A few years ago, I went to my routine asthma appointment and discussed my medication as usual. As a result of the appointment, my asthma nurse transitioned me onto a new daily inhaler. The new inhaler helped with my symptoms as expect, but it also had the effect of almost instantly improving my top range! I gained three or four extra notes almost overnight.
Why am I telling you all this? Well, firstly, because if you suffer from asthma, getting the right medical treatment can make a huge difference to your singing. Secondly, I genuinely believe that my singing lessons have helped improve my asthma.
Asthmatic Singers: Getting the Right Medication
If you are diagnosed as asthmatic, when did you last see your asthma nurse? In the UK, all asthmatics should see the asthma nurse at their local GP surgery at least once a year. For under 16s, that should be every six months. If you’ve not seen anyone about your asthma in more than a year, the first thing is to give your GP a call, and see your nurse. It takes 15 minutes a year, and could save your life.
Asthma UK has a short test they’ve called “The Triple A Test” which can help you determine if you are at a high risk of an asthma attack. However, if you find yourself struggling to breathe, or getting wheezing or coughing symptoms, you should make an appointment to see the asthma nurse or your GP rather than waiting until your routine checkup.
Singers use their lungs as the “power” for their sound, and so all singers need to take good care of their lungs. I’m a big advocate of the important of a healthy lifestyle as part of good singing practice. For asthmatics, this means we need to be on the right medication.
As singers, it’s also important to pay attention to your breath control.

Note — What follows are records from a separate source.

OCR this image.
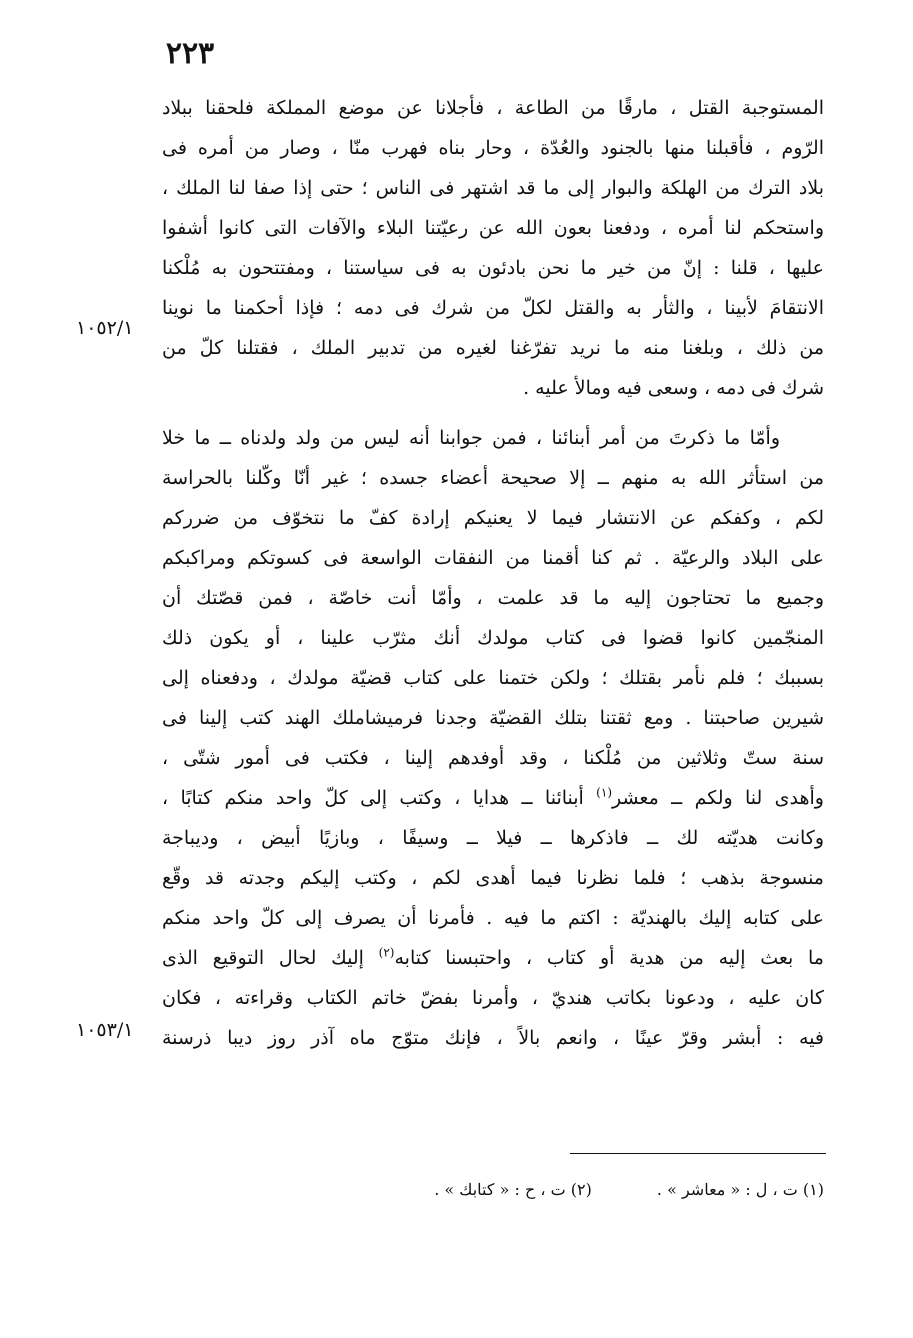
٢٢٣
١٠٥٢/١
١٠٥٣/١
المستوجبة القتل ، مارقًا من الطاعة ، فأجلانا عن موضع المملكة فلحقنا ببلاد
الرّوم ، فأقبلنا منها بالجنود والعُدّة ، وحار بناه فهرب منّا ، وصار من أمره فى
بلاد الترك من الهلكة والبوار إلى ما قد اشتهر فى الناس ؛ حتى إذا صفا لنا الملك ،
واستحكم لنا أمره ، ودفعنا بعون الله عن رعيّتنا البلاء والآفات التى كانوا أشفوا
عليها ، قلنا : إنّ من خير ما نحن بادئون به فى سياستنا ، ومفتتحون به مُلْكنا
الانتقامَ لأبينا ، والثأر به والقتل لكلّ من شرك فى دمه ؛ فإذا أحكمنا ما نوينا
من ذلك ، وبلغنا منه ما نريد تفرّغنا لغيره من تدبير الملك ، فقتلنا كلّ من
شرك فى دمه ، وسعى فيه ومالأ عليه .
وأمّا ما ذكرتَ من أمر أبنائنا ، فمن جوابنا أنه ليس من ولد ولدناه ــ ما خلا
من استأثر الله به منهم ــ إلا صحيحة أعضاء جسده ؛ غير أنّا وكّلنا بالحراسة
لكم ، وكفكم عن الانتشار فيما لا يعنيكم إرادة كفّ ما نتخوّف من ضرركم
على البلاد والرعيّة . ثم كنا أقمنا من النفقات الواسعة فى كسوتكم ومراكبكم
وجميع ما تحتاجون إليه ما قد علمت ، وأمّا أنت خاصّة ، فمن قصّتك أن
المنجّمين كانوا قضوا فى كتاب مولدك أنك مثرّب علينا ، أو يكون ذلك
بسببك ؛ فلم نأمر بقتلك ؛ ولكن ختمنا على كتاب قضيّة مولدك ، ودفعناه إلى
شيرين صاحبتنا . ومع ثقتنا بتلك القضيّة وجدنا فرميشاملك الهند كتب إلينا فى
سنة ستّ وثلاثين من مُلْكنا ، وقد أوفدهم إلينا ، فكتب فى أمور شتّى ،
وأهدى لنا ولكم ــ معشر$^{(١)}$ أبنائنا ــ هدايا ، وكتب إلى كلّ واحد منكم كتابًا ،
وكانت هديّته لك ــ فاذكرها ــ فيلا ــ وسيفًا ، وبازيًا أبيض ، وديباجة
منسوجة بذهب ؛ فلما نظرنا فيما أهدى لكم ، وكتب إليكم وجدته قد وقّع
على كتابه إليك بالهنديّة : اكتم ما فيه . فأمرنا أن يصرف إلى كلّ واحد منكم
ما بعث إليه من هدية أو كتاب ، واحتبسنا كتابه$^{(٢)}$ إليك لحال التوقيع الذى
كان عليه ، ودعونا بكاتب هنديّ ، وأمرنا بفضّ خاتم الكتاب وقراءته ، فكان
فيه : أبشر وقرّ عينًا ، وانعم بالاً ، فإنك متوّج ماه آذر روز ديبا ذرسنة
(١) ت ، ل : « معاشر » . (٢) ت ، ح : « كتابك » .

If you are struggling to sing through phrases, or need to snatch breaths more often, it is worth making an appointment to see your GP/asthma nurse. If you are newly diagnosed, tell your GP that you sing. If you’ve just taken up singing lessons, let your asthma nurse know at your next appointment. Part of the care you should get at an asthma check-up is a personalised asthma management plan, and your singing should be considered when making that plan.
Why Singing Can Help With Asthma
One of the core things singing lessons focus on is breathing. Part of learning to sing is learning to control the muscles that help us breath, and to build strength in our lungs. This is really important for asthmatics as it improves general lung health.

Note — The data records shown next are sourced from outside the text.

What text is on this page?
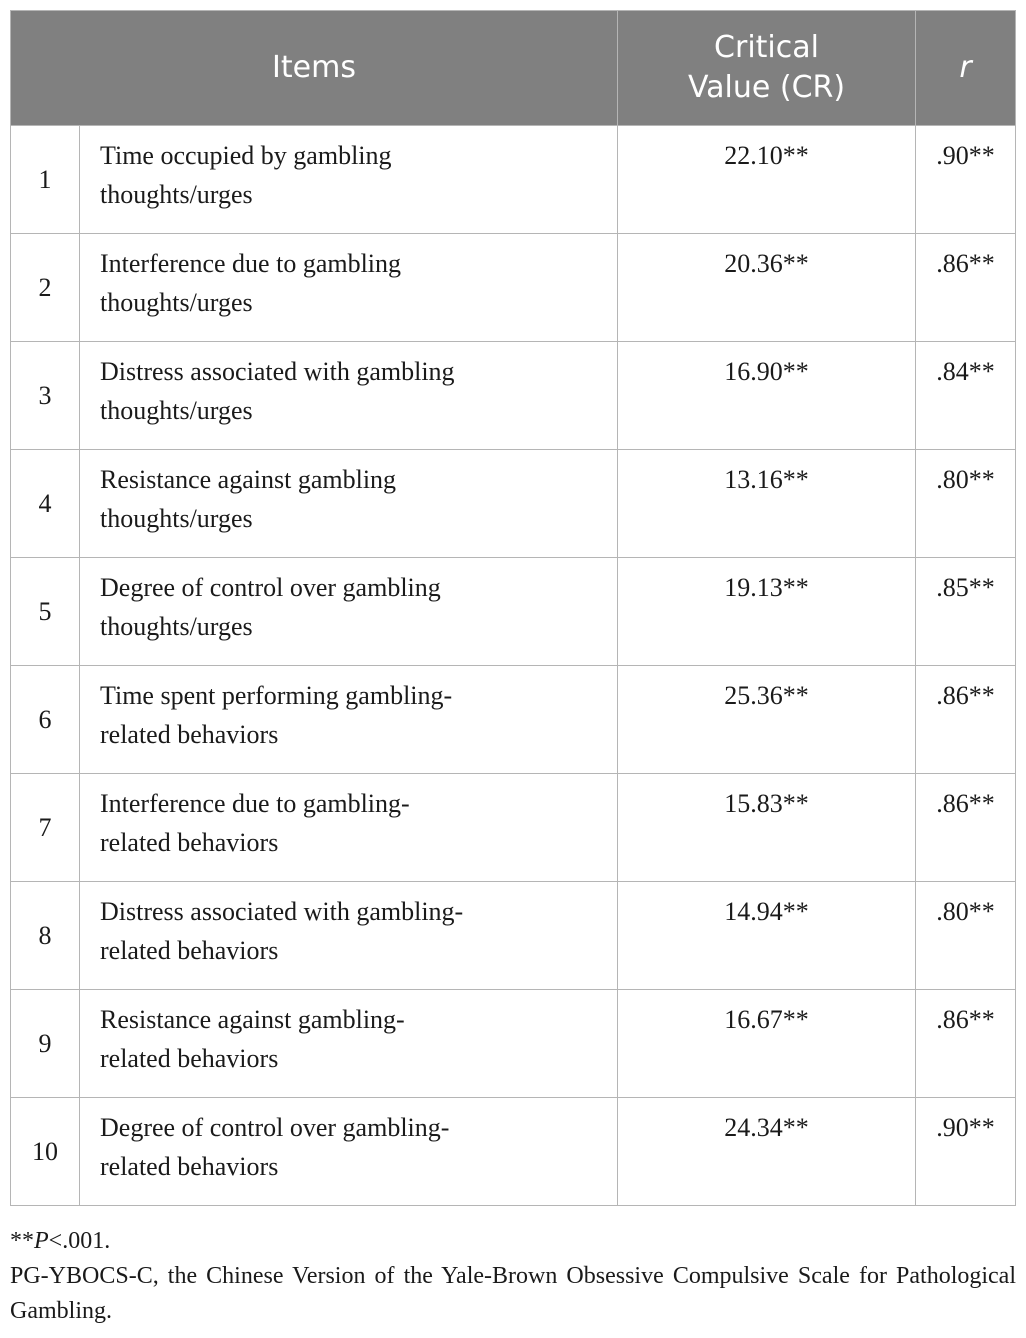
Items		Critical
Value (CR)	r
1	Time occupied by gambling
thoughts/urges	22.10**	.90**
2	Interference due to gambling
thoughts/urges	20.36**	.86**
3	Distress associated with gambling
thoughts/urges	16.90**	.84**
4	Resistance against gambling
thoughts/urges	13.16**	.80**
5	Degree of control over gambling
thoughts/urges	19.13**	.85**
6	Time spent performing gambling-
related behaviors	25.36**	.86**
7	Interference due to gambling-
related behaviors	15.83**	.86**
8	Distress associated with gambling-
related behaviors	14.94**	.80**
9	Resistance against gambling-
related behaviors	16.67**	.86**
10	Degree of control over gambling-
related behaviors	24.34**	.90**

**P<.001.

PG-YBOCS-C, the Chinese Version of the Yale-Brown Obsessive Compulsive Scale for Pathological Gambling.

Many singers also find that practicing breathing helps when they feel that first indication of their asthma “flaring up”. While singing techniques are unlikely to help in a full-blown asthma attack, they can help to slow down the cycle of panic which can worsen asthma symptoms. Deeper breathing also helps to get more oxygen into the lungs, which means less gasping for breath.
Although there’s been little research directly into what Asthma UK calls “complimentary therapies”, they do say that “some people with asthma find that some complementary therapies and treatments help to relieve stress which can be a trigger for asthma. Others have been shown to help reduce asthma symptoms, such as breathlessness.” Singing is likely to fall under both of these categories. I have certainly found that using singing breathing techniques have been helpful, both to keep me calm, and to help my symptoms pass (alongside using my inhaler).
Of course, singing lessons are not designed to replace medical treatment, and singers should never stop taking their asthma medication without being told to by their GP or asthma nurse. However, if you’re asthmatic, don’t be afraid that your diagnosis might prevent you from succeeding at singing. It’s far more likely that singing will benefit your asthma.
If you want to know more about controlling and manging asthma, please visit Asthma UK’s website, or call their asthma nurse helpline on 0800 121 62 55.
For international readers, a simple google search will usually bring up your local organisation, but here are links for the Asthma and Allergy Foundation of America, The Asthma Society of Canada and the National Asthma Council Australia, all of whom have advice on getting treatment and managing the condition.